﷽
seri tanya jawab Mulla Adhy Chaer dengan Sinar Agama http://www.facebook.com/groups/210570692321068/doc/326176887427114/ by Sinar Agama (Notes) on Wednesday, December 28, 2011 at 9:51pm
Mulla Adhy Chaer: Assalamualaikum. Afwan ustadz.. jika yang dimaksud dengan ilmu adalah sesuainya yang kita tahu dengan kenyataannya..lalu bagaimana dengan Tuhan, saya masih kurang mengerti Tuhan sebagai kenyataan?
Ammar Dalil Gisting menyukai ini.
Sinar Agama: Salam dan terimakasih pertanyaannya:
(1). Ilmu itu memang sesuainya info yang ada di akal kita dengan yang senyatanya, atau obyek ilmunya.
(2). Sedang info yang salah, dikatakan sebagai kebodohan atau ketidaktahuan.
(3). Info yang salah, tapi diyakini benar, dikatakan tetap ketidaktahuan, tapi pemiliknya dikatakan Jahil Murakkab, Kebodohan Ganda atau Ketidaktahuan Ganda atau Bodoh Ganda.
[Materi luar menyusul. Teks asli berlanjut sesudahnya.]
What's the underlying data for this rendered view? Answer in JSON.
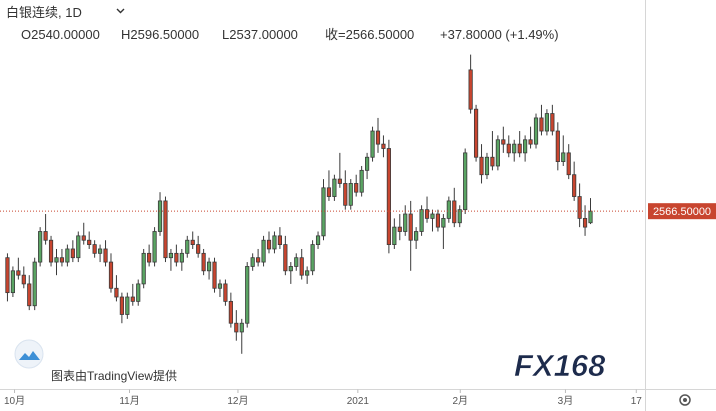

(4). Ilmu banyak bagiannya. Salah satunya, dilihat dari infonya yang datang, apakah obyeknya langsung sehingga dikatakan Ilmu Hudhuri, atau copy-annya lewat panca indra hingga dikatakan Ilmu Hushuli.
(5). Ilmu Hudhuri itu ada 3 macam: Ilmu sesuatu pada dirinya sendiri; Ilmu sesuatu pada akibatnya; dan Ilmu sesuatu pada sebabnya seukuran akibatnya.
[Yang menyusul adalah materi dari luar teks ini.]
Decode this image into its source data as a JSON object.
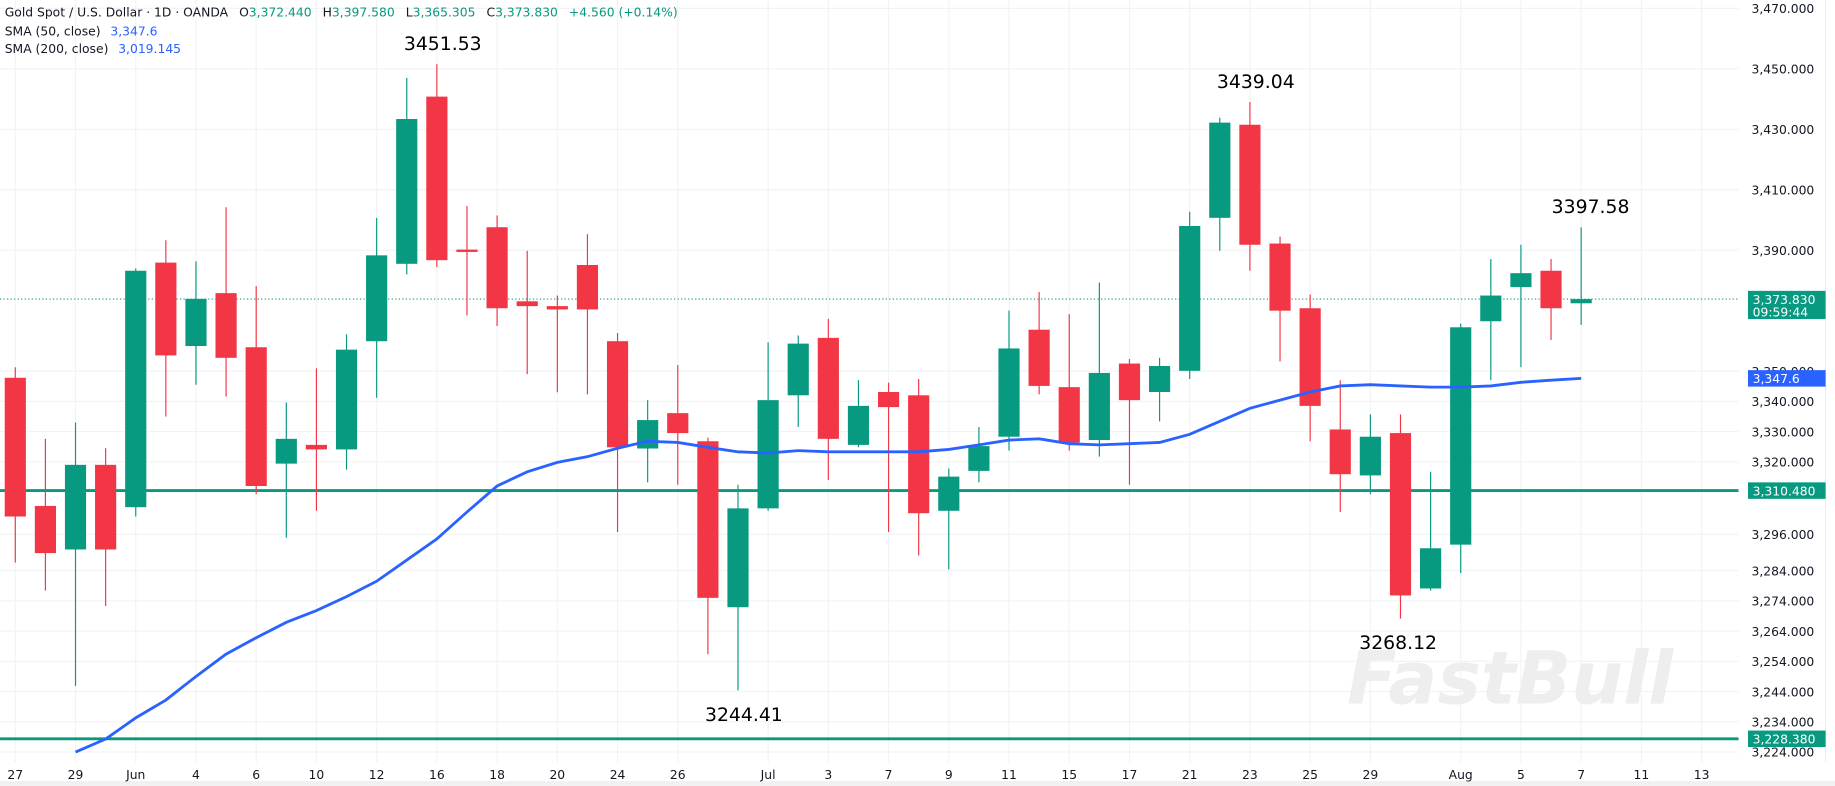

(6). Ilmu Tuhan terhadap DiriNya, atau ilmu makhluk yang memiliki akibat, terhadap akibatnya, adalah ilmu Huduri. Begitu pula ilmu akibat terhadap sebabnya.
(7). Ilmu akibat terhadap sebabnya ini tidak bisa melebihi ukuran diri akibat tersebut.
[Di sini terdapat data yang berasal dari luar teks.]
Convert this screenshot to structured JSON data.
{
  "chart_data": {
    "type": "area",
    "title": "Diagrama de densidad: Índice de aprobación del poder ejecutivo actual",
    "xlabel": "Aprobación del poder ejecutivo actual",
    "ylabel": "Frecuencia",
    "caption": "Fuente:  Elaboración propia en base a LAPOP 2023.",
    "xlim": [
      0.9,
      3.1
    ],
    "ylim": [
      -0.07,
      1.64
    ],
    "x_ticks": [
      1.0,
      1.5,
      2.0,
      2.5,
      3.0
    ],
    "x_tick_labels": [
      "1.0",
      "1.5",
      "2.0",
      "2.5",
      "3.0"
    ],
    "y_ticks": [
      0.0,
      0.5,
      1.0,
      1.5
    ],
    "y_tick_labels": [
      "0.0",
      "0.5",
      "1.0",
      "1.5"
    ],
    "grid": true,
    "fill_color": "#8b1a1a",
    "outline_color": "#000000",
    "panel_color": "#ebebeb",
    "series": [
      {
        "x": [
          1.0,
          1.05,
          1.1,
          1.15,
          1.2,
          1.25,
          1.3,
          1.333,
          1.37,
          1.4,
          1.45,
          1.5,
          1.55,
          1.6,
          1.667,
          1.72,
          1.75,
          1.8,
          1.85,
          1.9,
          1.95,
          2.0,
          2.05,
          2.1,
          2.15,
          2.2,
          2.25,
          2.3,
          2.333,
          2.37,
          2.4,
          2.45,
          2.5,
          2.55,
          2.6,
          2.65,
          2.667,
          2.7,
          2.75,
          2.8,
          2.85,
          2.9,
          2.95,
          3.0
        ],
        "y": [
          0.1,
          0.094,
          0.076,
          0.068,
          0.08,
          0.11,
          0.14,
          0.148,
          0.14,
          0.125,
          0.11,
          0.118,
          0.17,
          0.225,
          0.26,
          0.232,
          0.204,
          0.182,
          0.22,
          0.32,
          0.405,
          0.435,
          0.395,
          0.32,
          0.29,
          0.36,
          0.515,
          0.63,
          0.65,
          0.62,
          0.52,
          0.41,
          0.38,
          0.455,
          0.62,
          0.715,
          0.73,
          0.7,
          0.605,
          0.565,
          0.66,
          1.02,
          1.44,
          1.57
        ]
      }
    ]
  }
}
(8). Sekarang baru masuk bab Ilmu kita tentang Tuhan. Kalau ilmu kita itu Hudhuri, seperti mengetahuiNya tanpa perantaraan yang ada di ilmu Hushuli, seperti panca indra dan pikir, maka ilmu kita tentangNya adalah Hudhuri dan ini sebaik-baik ilmu tentangNya. Karena kita mengetahuiNya dengan kehadiranNya pada diri kita.
Tapi jangan lupa bahwa harus dibedakan dengan berkhayal menghadirkanNya atau mengilmu- hudurikanNya. Karena banyak orang merasa menghadirkan Tuhan padahal itu khayalannya saja. Seperti merasa khusyu’ berdoa atau shalat manakala diiringi musik. Instrumen ini adalah haram. Karena itu ketika ia merasa khusyu’ dengan musik itu, sebenarnya ia hanyut dalam perasaannya sendiri hingga ia menghayal bahwa ia dekat denganNya atau bersamaNya. Begitu pula dengan perasaan-perasaan lainnya yang merasa telah merasakan kehadiranNya padahal ia bermaksiat padaNya. Kehadiran-kehadiran seperti itu sebenarnya adalah kehadiran yang sangat dangkal, karena di bawah perasaannya, bukan hakikat kehadiran yang dibahas dalam ilmu kehadiran atau Hudhuri itu.
Sedang yang merasakan kehadiranNya dan tidak maksiat padaNya, ada kemungkinan itu memang benar ilmu Hudhuri tentangNya. Tapi bisa saja tetap hayalannya. Tergantung keadaan masing-masing. Yang jelas, kalau bermaksiat berarti bukan kehadiranNya, tapi kalau tidak maksiat belum tentu kehadiranNya.
Apapun kehadiran itu, baik yang tinggi, seperti Ilmu Hudhuri ini atau yang rendah seperti hayalan itu, tetap saja memiliki manfaat dan merupakan hidayah Tuhan. Karena itulah, nanti di akhirat, yang bermaksiat tidak bisa membela diri, karena ia sudah tahu kalau dilihat Tuhannya, yakni dalam kehadiranNya. Itulah yang dimaksud Imam Khumaini ra, janganlah kalian bermaksiat, karena alam ini ada dalam kehadiranNya.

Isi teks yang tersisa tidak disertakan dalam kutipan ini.